Interpretive Summary: This review briefly summarizes the current status of irrigation practices in the Delta region of Mississippi and the improved methods and tools that are available to increase irrigation efficiency. The Delta region of Mississippi receives about 1100-1500 mm of rainfall annually. However, only 30% of this rainfall occurs during the period when the major crops are produced. Due to this rainfall variability, irrigation is often necessary to minimize crop yield loss and increase profitability. Over 80% of the crops produced in Mississippi are grown in the Delta region and about 65% of the farms in the Delta are irrigated. Almost all the irrigation water used in this region is withdrawn from the shallow Mississippi River Valley Alluvial aquifer. This groundwater is being heavily used as water use for row crops has increased tremendously. Water level in this aquifer has declined significantly over the past twenty five years, with overdraft of approximately 370 million cubic meters per year.

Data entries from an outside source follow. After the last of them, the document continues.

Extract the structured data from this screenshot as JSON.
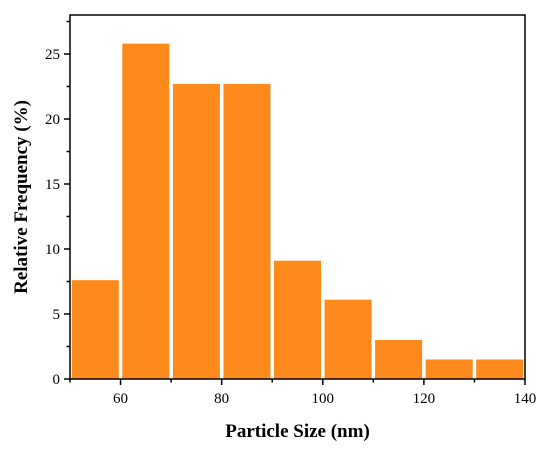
{
  "chart_data": {
    "type": "bar",
    "title": "",
    "xlabel": "Particle Size (nm)",
    "ylabel": "Relative Frequency (%)",
    "xlim": [
      50,
      140
    ],
    "ylim": [
      0,
      28
    ],
    "x_ticks": [
      60,
      80,
      100,
      120,
      140
    ],
    "y_ticks": [
      0,
      5,
      10,
      15,
      20,
      25
    ],
    "bin_width": 10,
    "bins": [
      {
        "center": 55,
        "value": 7.6
      },
      {
        "center": 65,
        "value": 25.8
      },
      {
        "center": 75,
        "value": 22.7
      },
      {
        "center": 85,
        "value": 22.7
      },
      {
        "center": 95,
        "value": 9.1
      },
      {
        "center": 105,
        "value": 6.1
      },
      {
        "center": 115,
        "value": 3.0
      },
      {
        "center": 125,
        "value": 1.5
      },
      {
        "center": 135,
        "value": 1.5
      }
    ],
    "bar_color": "#ff8a1c",
    "grid": false,
    "legend": "none"
  }
}
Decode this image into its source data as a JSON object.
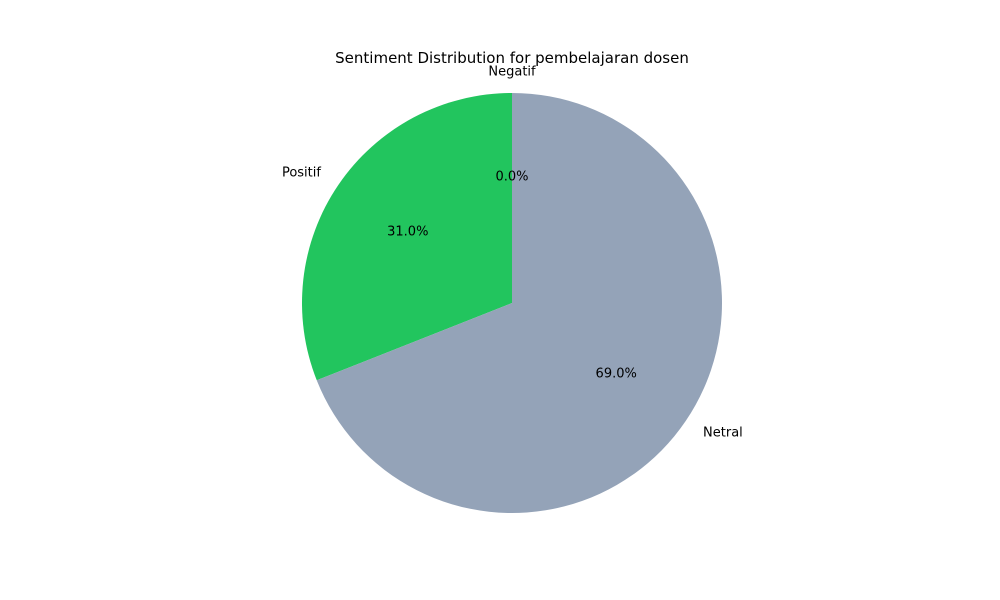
{
  "chart_data": {
    "type": "pie",
    "title": "Sentiment Distribution for pembelajaran dosen",
    "slices": [
      {
        "label": "Negatif",
        "value": 0.0,
        "pct_label": "0.0%",
        "color": "#ef4444"
      },
      {
        "label": "Positif",
        "value": 31.0,
        "pct_label": "31.0%",
        "color": "#22c55e"
      },
      {
        "label": "Netral",
        "value": 69.0,
        "pct_label": "69.0%",
        "color": "#94a3b8"
      }
    ],
    "start_angle_deg": 90,
    "direction": "counterclockwise",
    "legend": "none"
  }
}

Furthermore, the common irrigation practices in the Delta region of Mississippi use excessive amount of water, further depleting the ground water and making irrigation more expensive to the producers with the current increase in energy prices. In order to reduce water use and stop the decline in the aquifer, irrigation experts in this region have tested and verified various methods that increase irrigation efficiency. In this review, these improved irrigation tools and methods are reported. Widespread adoption of these improved irrigation strategies can tremendously reduce water use and fuel energy expenses for producers in the Delta region of Mississippi while decreasing the current overdraft of the Mississippi River Valley Alluvial Aquifer and ensuring its sustainable use.

Technical Abstract: Even though annual rainfall is plenty in the Delta region of Mississippi, only 30% occurs during the months in which the major crops are produced, making irrigation often necessary to meet crop water needs and to avoid risk of yield loss and profitability. Approximately, 65% of the farmland in this region is irrigated. The shallow Mississippi River Valley Alluvial aquifer is almost the sole source of water for irrigation and for aquaculture in the predominant catfish industry. This groundwater is being heavily used as water use for row crops has increased tremendously. Water levels in this aquifer have declined significantly over the past twenty five years, with overdraft of approximately 370 million cubic meters per year. Moreover, the common irrigation practices in the Delta region of Mississippi use excessive amount of water, further depleting the ground water and making irrigation more expensive to producers due to increasing energy prices. Irrigation experts in the region have tested and verified various methods and tools that increase irrigation efficiency. This article presents a review of the current status of the irrigation practices in the Delta region of Mississippi, and the improved methods and the tools that are available to increase irrigation efficiency in order to reduce energy costs for the producers in the region, and to stop the overdraft of the declining aquifer, ensuring its sustainable use.